Except for a few nutcases, who operate mostly from the US and from within the Republican party, there is an overwhelming consensus on climate change and its potential to wreak havoc on conditions for human life, via the impacts on the natural environment.

Those nutcases aside,,
climate experts estimate that global greenhouse gas (GHG) emissions need to be reduced by 40-70% by 2050 and that carbon neutrality (zero emissions) needs to be reached by the end of the century at the latest.
But, that is where the "fairness" and "unfairness" begins.
Rancorous negotiations over a draft version of a universal climate treaty took place this week in Bonn, Germany. The treaty is supposed to be adopted by nearly 200 nations at the U.N. Climate Change Conference in Paris in December. The fight in Bonn is over how much the countries of the world should cut their emissions of greenhouse gases, by what year they should complete those cuts, and who should pay for the transition.
Remember those expressions like, "talk is cheap" or "put your money where your mouth is" and the like?  It is one thing to wish for a wonderful planet, but another when it comes to who has to the dirty work and how to pay for it.
Fairness and fair share arguments kick in, and they kick in faster than the time it takes you to yell "climate change":
The activists calculate that rich countries need to boost their domestic reductions from 5.5 billion tons to 9.1 billion tons. They also call for "a vast expansion of international finance, technology and capacity-building support." This means the rich countries should provide poor countries with the wherewithal to reduce by 15.1 billion tons the greenhouse gases they would otherwise have emitted. ...
What do the activists think is the U.S.'s fair share of reductions? Historically, the U.S. is responsible for about 30 percent of the cumulative emissions of carbon dioxide since 1850. The fair share activists calculate that the United States is promising to cut its annual emissions by only 2 billion tons by 2030. Without going into the arcana of the climate equity calculations, the activists argue that the U.S. should instead cut its emissions by the equivalent of 13 billion tons of carbon dioxide annually by 2030. 
If you even remotely think that the most affluent country that the planet has ever known will even remotely agree to paying for fairness, well, I have only these words for you: lobotomy by Dr. Carson!

Shikha Dalmia adds to these:
Western countries, especially America, have been arguing that China and India with their billion-plus people and dirty energy sources are a major part of the problem. Therefore, unless they do their "fair share" to cut — not just slow the rate of — their emissions, no amount of mitigation by the West will make a dent in global temperatures.
However, India and China counter by dragging out the West's historic emissions. ... As these countries see it, America (as the rest of the Western world) is in their ecological debt.
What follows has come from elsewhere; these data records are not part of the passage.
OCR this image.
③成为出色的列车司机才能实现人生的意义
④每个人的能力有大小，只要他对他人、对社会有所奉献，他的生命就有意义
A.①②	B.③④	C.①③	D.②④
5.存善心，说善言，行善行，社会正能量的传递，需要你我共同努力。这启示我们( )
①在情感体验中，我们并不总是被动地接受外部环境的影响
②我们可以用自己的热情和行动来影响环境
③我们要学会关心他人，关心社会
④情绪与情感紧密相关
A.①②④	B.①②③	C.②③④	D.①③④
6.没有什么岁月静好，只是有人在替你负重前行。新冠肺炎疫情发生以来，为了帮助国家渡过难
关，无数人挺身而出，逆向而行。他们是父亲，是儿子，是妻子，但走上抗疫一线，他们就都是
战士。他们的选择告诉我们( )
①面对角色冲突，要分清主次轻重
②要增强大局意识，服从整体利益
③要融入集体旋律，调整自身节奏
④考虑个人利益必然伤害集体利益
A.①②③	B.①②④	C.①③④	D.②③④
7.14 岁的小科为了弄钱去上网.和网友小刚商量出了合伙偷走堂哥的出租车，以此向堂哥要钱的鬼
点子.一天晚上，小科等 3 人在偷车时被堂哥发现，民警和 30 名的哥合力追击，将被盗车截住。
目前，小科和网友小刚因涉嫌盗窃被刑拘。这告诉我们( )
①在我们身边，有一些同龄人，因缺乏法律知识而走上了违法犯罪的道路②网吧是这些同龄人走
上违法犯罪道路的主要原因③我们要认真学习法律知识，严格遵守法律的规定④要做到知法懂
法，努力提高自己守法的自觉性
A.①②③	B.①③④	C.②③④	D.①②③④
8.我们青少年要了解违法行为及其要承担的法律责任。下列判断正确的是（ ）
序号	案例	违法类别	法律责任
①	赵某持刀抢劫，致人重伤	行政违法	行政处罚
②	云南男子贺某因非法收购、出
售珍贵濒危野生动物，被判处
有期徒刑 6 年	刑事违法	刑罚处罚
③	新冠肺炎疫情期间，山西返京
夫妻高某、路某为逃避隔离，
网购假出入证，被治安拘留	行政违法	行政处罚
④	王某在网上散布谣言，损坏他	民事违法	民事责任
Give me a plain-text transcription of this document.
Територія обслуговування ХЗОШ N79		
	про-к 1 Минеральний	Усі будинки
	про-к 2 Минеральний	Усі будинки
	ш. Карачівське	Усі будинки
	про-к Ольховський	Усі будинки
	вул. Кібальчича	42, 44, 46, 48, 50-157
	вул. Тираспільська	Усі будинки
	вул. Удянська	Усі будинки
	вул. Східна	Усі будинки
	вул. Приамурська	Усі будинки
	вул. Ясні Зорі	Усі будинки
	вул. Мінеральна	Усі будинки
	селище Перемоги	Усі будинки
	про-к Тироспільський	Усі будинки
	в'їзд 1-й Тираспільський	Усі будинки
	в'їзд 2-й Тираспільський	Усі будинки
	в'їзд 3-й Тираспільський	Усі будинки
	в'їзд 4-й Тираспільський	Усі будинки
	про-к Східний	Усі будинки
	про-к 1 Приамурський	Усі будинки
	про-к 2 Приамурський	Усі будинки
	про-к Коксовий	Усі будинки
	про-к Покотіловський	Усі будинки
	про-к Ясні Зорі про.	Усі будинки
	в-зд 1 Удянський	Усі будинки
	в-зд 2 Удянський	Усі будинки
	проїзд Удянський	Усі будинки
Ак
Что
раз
It needs to put itself on a drastic energy diet — and effectively undo the industrial revolution that has generated untold wealth for it. Especially since India has used only 7 percent of its share. "For the sake of the world's future, American lifestyle can no longer remain non-negotiable," froths India's leading environmentalist, Sunita Narain.
The Indian stand is understandable:
Over 300 million Indians still live below the poverty line, earning less than $1 per day. India's per capita energy consumption is 15 times less than the United States'. India has to keep boosting its energy use — and therefore carbon emissions — for at least another two decades to eliminate dire poverty
The selfish gene is not wired for fairness, it seems.